Sur le bord de la route cependant, des poteaux, plantés là à intervalle régulier; à leur sommet courent les câbles qui approvisionnent les fermes isolées, les hameaux perdus, au-delà du brouillard, derrière une énième colline, et apportent le peu qui soit absolument nécessaire, et que la terre n’offre pas : le courant, et les nouvelles. Derrières les vitres dégoulinantes, au travers de l’humidité qui s’y est déposée, on devine ces fils qui relient, d’un point à l’autre de l’obscurité, ceux qui ainsi peuvent forer la nuit et trouver, ailleurs, et proche pourtant, là, à deux doigts d’ici, au creux de l’oreille, une présence, quelqu’un. Le long de la voie goudronnée qui transporte les corps, les fils, eux, se chargent de mener les voix à bon port.
La mort est dans le pré
Cette campagne anglaise est habitée. Mais certains n’y trouvent pas leur place. Ce n’est pas une question de toit, ce n’est pas un problème de revenu, ou bien d’emploi. On peut avoir un endroit où vivre, et néanmoins n’avoir aucune place sur terre. Il suffit pour cela de ne pouvoir être, ou de devoir laisser la place, en permanence, à ce double de soi-même que le monde est prêt à recevoir, lui, et à lui faire une place, tandis qu’on disparaît soi-même en lui, adoptant son air convenable, jouant son rôle dans le jeu social, respectant les us et coutumes. Et on sait que ces territoires encore travaillés par les métiers anciens, sont aussi marqués par les pratiques d’antan, et ces traditions, souvent inspirées de ce qu’on croit être une observation fine de la nature, s’accommodent mal de façons de vivre considérées, et tant pis si c’est une illusion, comme contre-nature.
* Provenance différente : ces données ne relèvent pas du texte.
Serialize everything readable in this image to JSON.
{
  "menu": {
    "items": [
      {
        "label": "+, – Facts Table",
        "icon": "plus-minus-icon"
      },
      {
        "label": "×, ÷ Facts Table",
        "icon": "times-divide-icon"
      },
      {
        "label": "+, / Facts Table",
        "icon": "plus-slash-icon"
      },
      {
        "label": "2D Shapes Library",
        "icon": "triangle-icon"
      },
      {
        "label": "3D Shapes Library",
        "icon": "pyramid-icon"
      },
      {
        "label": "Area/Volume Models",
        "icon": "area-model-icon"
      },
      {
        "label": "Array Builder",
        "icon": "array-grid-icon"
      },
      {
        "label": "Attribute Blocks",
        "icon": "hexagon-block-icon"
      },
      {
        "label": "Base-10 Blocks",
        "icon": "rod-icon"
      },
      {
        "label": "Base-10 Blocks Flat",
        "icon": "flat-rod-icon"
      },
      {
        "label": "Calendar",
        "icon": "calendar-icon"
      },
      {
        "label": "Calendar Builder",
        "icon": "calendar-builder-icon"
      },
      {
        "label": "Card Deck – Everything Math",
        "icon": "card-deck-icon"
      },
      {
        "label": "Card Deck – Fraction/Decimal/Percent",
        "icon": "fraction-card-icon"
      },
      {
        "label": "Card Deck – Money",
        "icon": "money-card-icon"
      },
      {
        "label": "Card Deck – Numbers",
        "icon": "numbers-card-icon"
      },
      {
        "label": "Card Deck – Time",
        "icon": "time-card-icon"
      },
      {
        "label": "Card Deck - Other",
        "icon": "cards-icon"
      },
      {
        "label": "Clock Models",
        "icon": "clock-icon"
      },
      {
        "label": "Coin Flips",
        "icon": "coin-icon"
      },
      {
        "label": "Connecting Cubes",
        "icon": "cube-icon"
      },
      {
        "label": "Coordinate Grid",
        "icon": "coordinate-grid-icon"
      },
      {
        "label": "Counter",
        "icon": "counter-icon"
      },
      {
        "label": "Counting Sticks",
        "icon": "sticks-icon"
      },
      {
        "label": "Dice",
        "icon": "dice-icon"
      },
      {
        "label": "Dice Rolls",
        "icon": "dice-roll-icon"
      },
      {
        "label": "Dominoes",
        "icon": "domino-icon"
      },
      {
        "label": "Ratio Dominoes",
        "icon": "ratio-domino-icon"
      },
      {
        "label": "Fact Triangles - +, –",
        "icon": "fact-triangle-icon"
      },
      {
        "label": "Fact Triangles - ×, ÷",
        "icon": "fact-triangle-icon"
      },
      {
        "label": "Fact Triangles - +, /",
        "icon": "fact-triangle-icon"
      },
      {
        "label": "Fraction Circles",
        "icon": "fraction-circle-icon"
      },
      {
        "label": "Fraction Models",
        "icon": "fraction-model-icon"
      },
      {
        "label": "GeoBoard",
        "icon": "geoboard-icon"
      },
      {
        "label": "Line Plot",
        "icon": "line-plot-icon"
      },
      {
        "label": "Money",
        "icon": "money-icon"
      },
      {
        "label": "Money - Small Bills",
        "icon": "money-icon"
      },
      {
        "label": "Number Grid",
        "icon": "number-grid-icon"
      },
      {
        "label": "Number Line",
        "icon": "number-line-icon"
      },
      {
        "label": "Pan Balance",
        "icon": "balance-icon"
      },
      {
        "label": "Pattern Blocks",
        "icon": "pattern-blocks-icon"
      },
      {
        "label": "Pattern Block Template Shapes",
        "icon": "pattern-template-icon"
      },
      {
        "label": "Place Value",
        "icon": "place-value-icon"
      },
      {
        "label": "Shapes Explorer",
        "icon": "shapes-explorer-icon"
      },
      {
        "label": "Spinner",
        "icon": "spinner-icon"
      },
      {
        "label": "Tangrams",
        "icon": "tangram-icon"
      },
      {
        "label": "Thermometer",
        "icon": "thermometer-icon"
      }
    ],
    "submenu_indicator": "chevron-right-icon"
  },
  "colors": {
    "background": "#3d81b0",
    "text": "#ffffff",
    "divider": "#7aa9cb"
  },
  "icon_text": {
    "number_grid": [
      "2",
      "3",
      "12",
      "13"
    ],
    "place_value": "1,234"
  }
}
Il y a bien des façons de sortir de l’ordinaire. L’une d’elle consiste à éprouver une attraction pas vraiment universelle, dirigée vers ce que les autres considèrent comme ses « semblables », pour la simple raison qu’ils sont du même sexe. Une autre, souvent liée à la première, consiste à fixer un tuyau sur le pot d’échappement de la 104, de boucher hermétiquement l’habitacle et de laisser le gaz carbonique envahir l’atmosphère, les poumons, puis le sang. On s’endort alors dans un monde qui n’a plus aucune raison d’être hostile, enfin paisible, sans peur, reposé. Le premier venu fera les gestes de premier secours, tentera de ramener à la vie, de rouvrir dans ce qui n’était pas une vie la fracture qui l’écartèlait, entre ce qu’il était, et ce qu’il aurait dû être. Le plus souvent, ce secours interviendra trop tard, après que les fonctions vitales les plus profondes aient été intoxiquées dans l’air vicié, et il ne restera que l’incompréhension pour ceux qui ne savaient pas, les hypothèses pour ceux qui se doutaient un peu, quand même, le remords pour ceux qui avaient été mis au parfum. Encore souvent, des hommes, parce qu’ils voient bien qu’ils dérangent, qu’ils mettent tout le monde mal à l’aise, parce qu’ils ne veulent pas être source de désordre, décident de régler eux-même le problème, de se mettre en retrait du monde, discrètement, de s’effacer afin de laisser ceux qui, ici bas, sont à leur place, tranquilles, intégrés, normaux, de leur foutre enfin la paix.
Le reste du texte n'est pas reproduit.